Investissements fossiles par ici la sortie?

Alain E. Roch

Alain E. Roch, MBA

Président et chef de la direction

Alain.Roch@bluebridge.ca

Depuis plusieurs années, la société Blue Bridge est « carboneutre » et a été certifiée « écoresponsable » par le Conseil des Industries Durables en 2018. En tant qu’écoleader du domaine financier au Québec, nous nous devons de nous interroger et de sensibiliser nos clients sur l’impact des investissements que nous proposons.

L’opinion publique considère en général que les investissements dans les activités favorables à l’environnement sont moins rentables que ceux dans les énergies polluantes, produites en utilisant du charbon ou du pétrole. En réalité, comme plusieurs études scientifiques l’ont montré récemment, les investissements dans les activités économiques favorables à l’environnement ont des rendements moyens équivalents à ceux des entreprises liées aux énergies non-renouvelables. D’ailleurs, à l’instar de la Banque centrale européenne (BCE), un nombre croissant de banques centrales sont en train d’implanter des programmes d’investissements favorables à l’environnement.

Les institutions financières, à commencer par les fonds de pension et les Family Offices, devraient évaluer les risques climatiques et réorienter par conséquent leurs propres choix d’investissements, étant entendu que les changements climatiques pourraient avoir des effets sur la rentabilité des entreprises ainsi que sur le prix de leurs titres en bourse.

La finance durable n’est plus synonyme d’utopie, mais les risques climatiques ne sont encore que très peu traduits en termes de risques économiques et financiers…

Ces dernières années ont vu une croissance rapide de la finance responsable avec notamment la création d’indicateurs environnementaux, sociaux et de gouvernance (ESG), mis en place par l’ONU. Une forme plus audacieuse d’investissement durable consiste à trouver des entreprises qui se bâtissent un avantage compétitif en intégrant un objectif spécifique de durabilité au cœur du processus d’investissement. À la différence de l’investissement socialement responsable, et de l’investissement ESG qui consistent principalement à exclure les placements indésirables, l’Impact Investing a pour but de produire activement un résultat positif mesurable.

La finance durable semble avoir désormais la cote et n’est plus synonyme d’utopie.

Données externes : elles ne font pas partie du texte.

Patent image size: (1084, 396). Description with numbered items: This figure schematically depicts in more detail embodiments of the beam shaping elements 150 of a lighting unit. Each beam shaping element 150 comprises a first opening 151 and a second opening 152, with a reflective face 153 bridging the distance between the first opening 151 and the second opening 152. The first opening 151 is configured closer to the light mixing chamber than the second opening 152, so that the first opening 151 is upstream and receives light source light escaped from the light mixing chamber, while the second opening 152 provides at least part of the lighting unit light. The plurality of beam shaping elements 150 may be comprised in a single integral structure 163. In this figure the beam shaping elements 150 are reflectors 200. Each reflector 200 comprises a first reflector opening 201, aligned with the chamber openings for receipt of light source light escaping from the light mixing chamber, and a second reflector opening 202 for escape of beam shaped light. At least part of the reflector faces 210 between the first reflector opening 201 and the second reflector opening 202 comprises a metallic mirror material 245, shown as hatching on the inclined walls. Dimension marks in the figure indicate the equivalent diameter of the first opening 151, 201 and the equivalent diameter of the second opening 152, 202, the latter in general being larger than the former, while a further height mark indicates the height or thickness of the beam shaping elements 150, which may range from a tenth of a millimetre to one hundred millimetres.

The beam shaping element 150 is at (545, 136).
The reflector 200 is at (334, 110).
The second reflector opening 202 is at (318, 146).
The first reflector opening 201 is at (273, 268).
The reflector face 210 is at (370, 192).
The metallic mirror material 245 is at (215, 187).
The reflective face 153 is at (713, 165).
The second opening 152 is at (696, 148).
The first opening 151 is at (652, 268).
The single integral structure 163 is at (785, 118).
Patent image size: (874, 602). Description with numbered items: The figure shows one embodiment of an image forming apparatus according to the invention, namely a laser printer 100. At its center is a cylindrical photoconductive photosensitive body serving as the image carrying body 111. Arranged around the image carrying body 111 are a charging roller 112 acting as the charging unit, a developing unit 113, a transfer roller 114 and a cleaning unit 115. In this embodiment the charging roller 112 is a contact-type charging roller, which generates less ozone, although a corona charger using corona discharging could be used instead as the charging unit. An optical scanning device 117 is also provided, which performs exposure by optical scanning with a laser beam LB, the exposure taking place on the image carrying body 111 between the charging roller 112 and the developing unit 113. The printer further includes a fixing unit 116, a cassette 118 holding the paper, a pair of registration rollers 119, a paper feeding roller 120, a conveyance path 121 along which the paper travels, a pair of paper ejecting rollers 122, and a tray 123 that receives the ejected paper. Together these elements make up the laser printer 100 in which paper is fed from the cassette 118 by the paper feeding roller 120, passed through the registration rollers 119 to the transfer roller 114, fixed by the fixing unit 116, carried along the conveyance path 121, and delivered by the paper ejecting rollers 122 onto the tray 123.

Malgré tout, les derniers chiffres sur le sujet portent à croire que cette tendance n’a pas été assimilée par les joueurs clefs de la finance mondiale. En effet, l’étude Banking on climate chaos 2021 fait le constat qu’au cours des cinq années qui ont suivi l’accord de Paris (2015), les 60 plus grandes banques du monde ont financé les combustibles fossiles à hauteur de 3 800 milliards de dollars. Le financement effréné de l’extraction et des infrastructures de combustibles fossiles alimente le chaos climatique et menace la vie et les moyens de subsistance de millions de personnes. Ceci va nécessairement à l’encontre d’une limitation du réchauffement au-dessous de 1.5 °C, tel que les grandes puissances mondiales se sont engagées à respecter lors des Accords de Paris.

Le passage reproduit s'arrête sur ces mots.